News reports and articles in the US media these past few weeks have referred to the anxiety found in the US among Taiwan watchers on just where Taiwan is going. Most of this coverage has focused on arms sales and the ability (and the will) of Taiwan to defend itself. These are, and should, be the first concern.
But the uncertainty goes beyond this to the nature of Taiwan's body politic today and how this might impact on the US-Taiwan relationship. Is it like what is taking place in Korea -- a fundamental change generated by the younger generation, or a lack of interest or knowledge on the part of the voters that could drastically alter that relationship?
There are, in Taiwan's body politic, ever fewer people who personally have experienced the cost of gaining their freedom under a democracy. This speaks not only to those older citizens who were either victims of the White Terror or of incarceration for their beliefs, but also to the literally millions who offered their low-cost labor in the building of its economy.
The perception abroad is that this generation seems to take what it has for granted and has little concern that these are not guaranteed rights -- rights that can be lost if they are not protected.
To be sure, there has been generational change everywhere, including in the US. Still, history, and values, remain a factor. One of the positive reactions to the Sept. 11 terrorist attack was the awakening of patriotic feelings among the younger generation that many of us thought had disappeared.

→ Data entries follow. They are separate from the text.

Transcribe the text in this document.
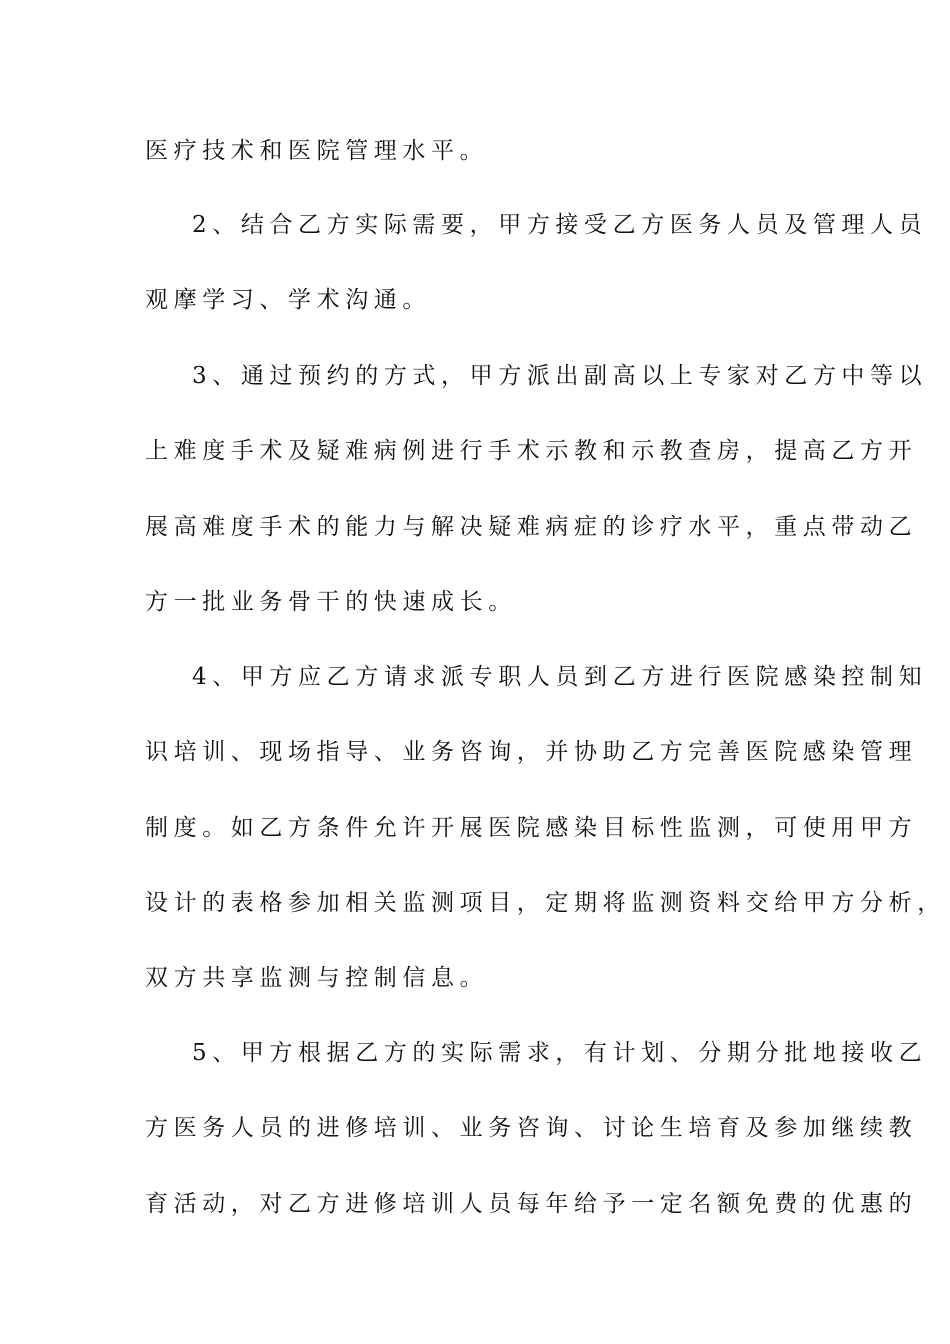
医疗技术和医院管理水平。
2、结合乙方实际需要，甲方接受乙方医务人员及管理人员
观摩学习、学术沟通。
3、通过预约的方式，甲方派出副高以上专家对乙方中等以
上难度手术及疑难病例进行手术示教和示教查房，提高乙方开
展高难度手术的能力与解决疑难病症的诊疗水平，重点带动乙
方一批业务骨干的快速成长。
4、甲方应乙方请求派专职人员到乙方进行医院感染控制知
识培训、现场指导、业务咨询，并协助乙方完善医院感染管理
制度。如乙方条件允许开展医院感染目标性监测，可使用甲方
设计的表格参加相关监测项目，定期将监测资料交给甲方分析，
双方共享监测与控制信息。
5、甲方根据乙方的实际需求，有计划、分期分批地接收乙
方医务人员的进修培训、业务咨询、讨论生培育及参加继续教
育活动，对乙方进修培训人员每年给予一定名额免费的优惠的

But, as usual, there is a difference when it comes to Taiwan. Patriotism means national loyalty -- always, therefore, there is the problem of national identity.
There may be another reason for this lack of concern over Taiwan's future by many in Taiwan, aside, that is, from those who hope for personal gain -- the clearer American commitment on Taiwan's security. This greater clarity, or reduced ambiguity, however one wants to describe it, was long sought by many of those few in the US who had responsibilities under the Taiwan Relations Act. And certainly clarity was continuously sought by a great many in Taiwan who were, and still are, responsible for its security.

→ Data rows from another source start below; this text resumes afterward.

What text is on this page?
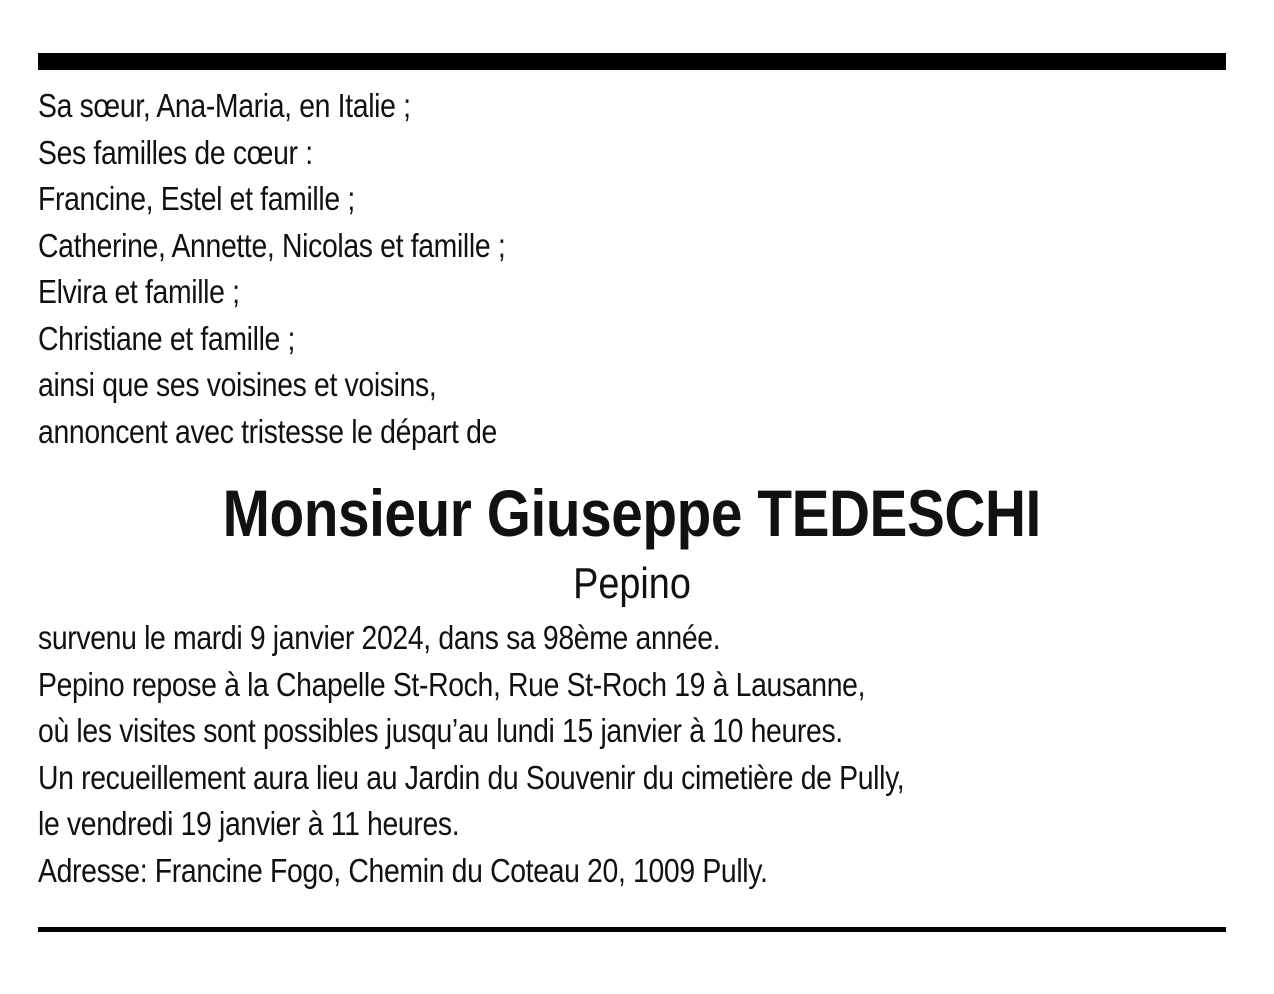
Sa sœur, Ana-Maria, en Italie ;
Ses familles de cœur :
Francine, Estel et famille ;
Catherine, Annette, Nicolas et famille ;
Elvira et famille ;
Christiane et famille ;
ainsi que ses voisines et voisins,
annoncent avec tristesse le départ de
Monsieur Giuseppe TEDESCHI
Pepino
survenu le mardi 9 janvier 2024, dans sa 98ème année.
Pepino repose à la Chapelle St-Roch, Rue St-Roch 19 à Lausanne,
où les visites sont possibles jusqu’au lundi 15 janvier à 10 heures.
Un recueillement aura lieu au Jardin du Souvenir du cimetière de Pully,
le vendredi 19 janvier à 11 heures.
Adresse: Francine Fogo, Chemin du Coteau 20, 1009 Pully.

But one must remember that America's purpose in selling arms to Taiwan has always been to strengthen Taiwan's ability to defend itself and to strengthen its confidence in dealing with its adversary across the Strait. It is understood that America, in its own interest, had made several security commitments in East Asia and that its allies were very sensitive to how well these commitments were kept. The US would be unlikely, therefore, to permit the "loss" of Taiwan by allowing her to be militarily defeated. The confidence this has brought to Taiwan, however, seems to be going in an unanticipated direction.
The institutions that would normally at least hhelp counter-balance overconfidence on the part of the general public on security matters are the military, agencies that have national security responsibilities, think tanks and other non-governmental institutions.
Unfortunately, Taiwan is in the midst of reforming its national-security system and modernizing its military, and the going is very slow.
Leftover biases, differences over national identity, the recovery from some 50 years of military isolation and major political changes, still need time and much effort to complete.
At the same time, the incorporation of civilian personnel into the Ministry of National Defense and of civilian government agencies with legitimate security interests into the security policy-making process are also far from completion.
The result has been insufficient inter-ministry coordination. The rush to invest in China before the security implications of so doing had even been established is an example.
But, importantly, if judged by media attention, there seems to be little interest among the general public, and especially among young voters, on Taiwan's security situation.
Or perhaps, confident that the perceived American shield will take care of that, they believe there is no need to discuss it.
Much of these activities and issues, including the slow pace of reform, are normally considered domestic affairs. Why should any of this be seen as a matter of anxiety in the US?
On the US side, there is now a better understanding of how the government in Taiwan must operate as a democracy, but still more is needed. There is also, however, always the difficulty of managing this special relationship in the face of the importance of the US-China relationship, and the advantage in some important areas this gives to other countries who profit from it at the US' expense. There are the difficulties in managing the commitments made in the Taiwan Relations Act. Just as important, there is the commitment that any change in Taiwan's political status must have the assent of the people on Taiwan. All of these reasons have existed for some time without the anxiety that seems to have grown in more recent times. There is a growing perception that the passion to remain free from China's control, considered in America for some 50 years the fundamental reason for the commitment to Taiwan, is subsiding. The question is, then, to what extent is the perception accurate?
Any analysis of a democratic country's policies and activities is based on both the government's position, the views of experts and the media. It is clear that the flood of capital, technology and managers to China from Taiwan in the past two years has fundamentally altered Taiwan's relationship with China. It is also clear that the domestic political stalemate has prevented meaningful progress in addressing this and other problems. These are facts, and worrisome enough.
What has added greatly to the uncertainty about Taiwan that we read about are the perceptions that are not necessarily factual but add to a pessimistic analysis. The government has relatively reliable polls that show the people's views are quite different from what one reads and hears in much of the media. Yet the ability to get its views widely known domestically and abroad has been hampered by lack of experience and the dominance of the largely anti-government media. The doubts about open media reporting and the inability to get the government's views sufficiently known brings on the anxiety.
Nat Bellocchi is the former chairman of the American Institute in Taiwan and is now a special adviser to the Liberty Times Group. The views expressed in this article are his own.